Supplements of bone-building calcium, along with vitamin D, which helps the bones better absorb calcium, also may be beneficial to people with lupus because the steroids commonly used to treat the illness may result in the brittle bone disease osteoporosis.

"For people with lupus, there are potential benefits to healthy lifestyle, including healthy eating. That said, there is no cure for chronic autoimmune diseases such as lupus from diet," says H. Michael Belmont, MD, director of the lupus clinic at Bellevue Hospital and chief medical officer at the Hospital for Joint Disease in New York City.

"There are examples of types of foods that have aggravated lupus, and chief among them is alfalfa," he says. "I tell patients to avoid alfalfa."

Many people with lupus may be at risk for early and aggressive heart disease, so there are

"strong reasons for women and men with lupus to follow a general heart-healthy diet that is low in fat, high in fiber, and replete with natural fruits and vegetables and lean meat, fish, and veal," Belmont says.

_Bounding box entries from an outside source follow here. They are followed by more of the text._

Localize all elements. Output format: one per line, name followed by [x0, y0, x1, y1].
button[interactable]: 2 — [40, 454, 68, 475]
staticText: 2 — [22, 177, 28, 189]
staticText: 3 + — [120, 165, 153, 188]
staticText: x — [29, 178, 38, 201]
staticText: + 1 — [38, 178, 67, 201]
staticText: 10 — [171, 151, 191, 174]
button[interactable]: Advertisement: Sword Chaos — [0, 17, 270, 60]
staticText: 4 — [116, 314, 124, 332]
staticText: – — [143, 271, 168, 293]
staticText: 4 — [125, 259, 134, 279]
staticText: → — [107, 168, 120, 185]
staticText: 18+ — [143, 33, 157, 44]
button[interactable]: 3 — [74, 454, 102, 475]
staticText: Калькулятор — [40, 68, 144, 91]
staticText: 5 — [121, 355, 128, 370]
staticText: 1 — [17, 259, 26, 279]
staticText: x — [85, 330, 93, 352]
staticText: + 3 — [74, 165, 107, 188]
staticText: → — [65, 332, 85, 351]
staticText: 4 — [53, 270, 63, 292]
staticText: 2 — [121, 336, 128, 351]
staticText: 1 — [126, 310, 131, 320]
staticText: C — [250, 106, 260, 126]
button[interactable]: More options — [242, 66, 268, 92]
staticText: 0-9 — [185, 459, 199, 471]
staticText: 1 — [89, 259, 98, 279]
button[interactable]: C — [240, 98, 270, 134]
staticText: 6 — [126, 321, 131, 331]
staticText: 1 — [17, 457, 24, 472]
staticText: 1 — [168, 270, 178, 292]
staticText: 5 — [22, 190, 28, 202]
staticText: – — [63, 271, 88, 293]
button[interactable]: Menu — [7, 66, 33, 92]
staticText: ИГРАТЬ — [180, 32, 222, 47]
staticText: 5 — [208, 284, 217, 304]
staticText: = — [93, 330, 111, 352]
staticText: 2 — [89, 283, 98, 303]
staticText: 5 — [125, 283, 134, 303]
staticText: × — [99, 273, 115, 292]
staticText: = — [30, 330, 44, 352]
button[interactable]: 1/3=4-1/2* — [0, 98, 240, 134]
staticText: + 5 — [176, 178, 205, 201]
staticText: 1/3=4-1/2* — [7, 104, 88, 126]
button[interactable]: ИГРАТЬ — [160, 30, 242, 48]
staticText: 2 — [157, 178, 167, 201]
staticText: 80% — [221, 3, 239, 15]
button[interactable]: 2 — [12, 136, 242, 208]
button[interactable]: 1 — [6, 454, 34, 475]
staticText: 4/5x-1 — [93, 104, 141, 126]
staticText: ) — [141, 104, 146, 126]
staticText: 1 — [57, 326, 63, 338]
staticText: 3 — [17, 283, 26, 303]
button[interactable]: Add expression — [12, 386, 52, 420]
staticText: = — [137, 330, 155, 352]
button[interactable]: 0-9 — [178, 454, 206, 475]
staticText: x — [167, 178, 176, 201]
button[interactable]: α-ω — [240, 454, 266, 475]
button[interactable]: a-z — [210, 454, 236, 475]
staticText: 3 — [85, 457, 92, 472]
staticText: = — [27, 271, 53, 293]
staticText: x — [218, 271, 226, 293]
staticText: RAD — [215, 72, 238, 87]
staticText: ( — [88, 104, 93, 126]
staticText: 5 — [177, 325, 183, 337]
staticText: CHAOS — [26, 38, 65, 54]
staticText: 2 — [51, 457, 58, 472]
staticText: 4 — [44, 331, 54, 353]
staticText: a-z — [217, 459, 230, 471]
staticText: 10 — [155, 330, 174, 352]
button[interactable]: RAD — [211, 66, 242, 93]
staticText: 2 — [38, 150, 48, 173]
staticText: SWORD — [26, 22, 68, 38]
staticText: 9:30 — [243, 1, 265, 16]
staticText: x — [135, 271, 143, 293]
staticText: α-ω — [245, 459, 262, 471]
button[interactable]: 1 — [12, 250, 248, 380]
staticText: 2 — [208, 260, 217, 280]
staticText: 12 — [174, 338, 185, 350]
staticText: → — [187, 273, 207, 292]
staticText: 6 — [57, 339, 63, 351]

If a lupus patient is taking steroids, Belmont recommends adding 1,500 to 2,000 milligrams of calcium, and 800 international units of vitamin D.

"Lastly, DHEA may help relieve mild to moderate lupus, and may allow a tapering off of [the steroid] prednisone," Belmont says.

I hope that this has been helpful

11-23-2006, 09:56 AM
If you have lupus and anemia, it is important to know what type of anemia you have. Many women, with or without lupus, have iron deficiency anemia because of blood lost during the menstrual cycle, or inadequate dietary intake of iron. This type of anemia generally responds to iron supplements and eating an iron-rich diet. But women with lupus may have auto-immune hemolytic anemia (anemia caused by premature destruction of red blood cells) or anemia of chronic disease (body is unable to utilize stored iron to manufacture red blood cells) - in these forms of anemia, iron supplementation will not help and might actually lead to iron overload. So you shouldn't use iron supplements unless your doctor has specifically recommended it. These types of anemia are usually treated by treating the underlying disease - such as lupus. There are also other causes of anemia, but they are less common, and require ongoing medical treatment.

11-23-2006, 10:13 AM
Ms Scott, I am also a new member and was so greatful to have found this site. I have already gotten some great responses to questions and I have learned so much already. Hang in there! I was on Methotrexate for five months and I finally stopped taking it. I didn't feel like myself and I was tired and dizzy alot. And with two sons myself I couldn't deal with it. I feel much better now and I am just taking plaquenill 2x day and praying I stay well. I know the feeling of just being "over it" already but hang in there and don't get stressed...it will only aggrevate the Lupus.


11-23-2006, 06:46 PM
Hi, thanks so much for this diet info. As mentioned before I am very new to lupus, only diagnosed last month and have not even gotten the chance to discuss diet and exercise with my doc. But I got some great info. from here and it is very helpful because I didn't realize I am not supposed to be eating too much meat, in fact, body is dumping protein. Hope everyone had a good (as possible!) Thanksgiving.
---- One quick question: So if body dumps protein, it is better to avoid meat & protein?

By the way I will look into that diet plan mentioned above! Thanks!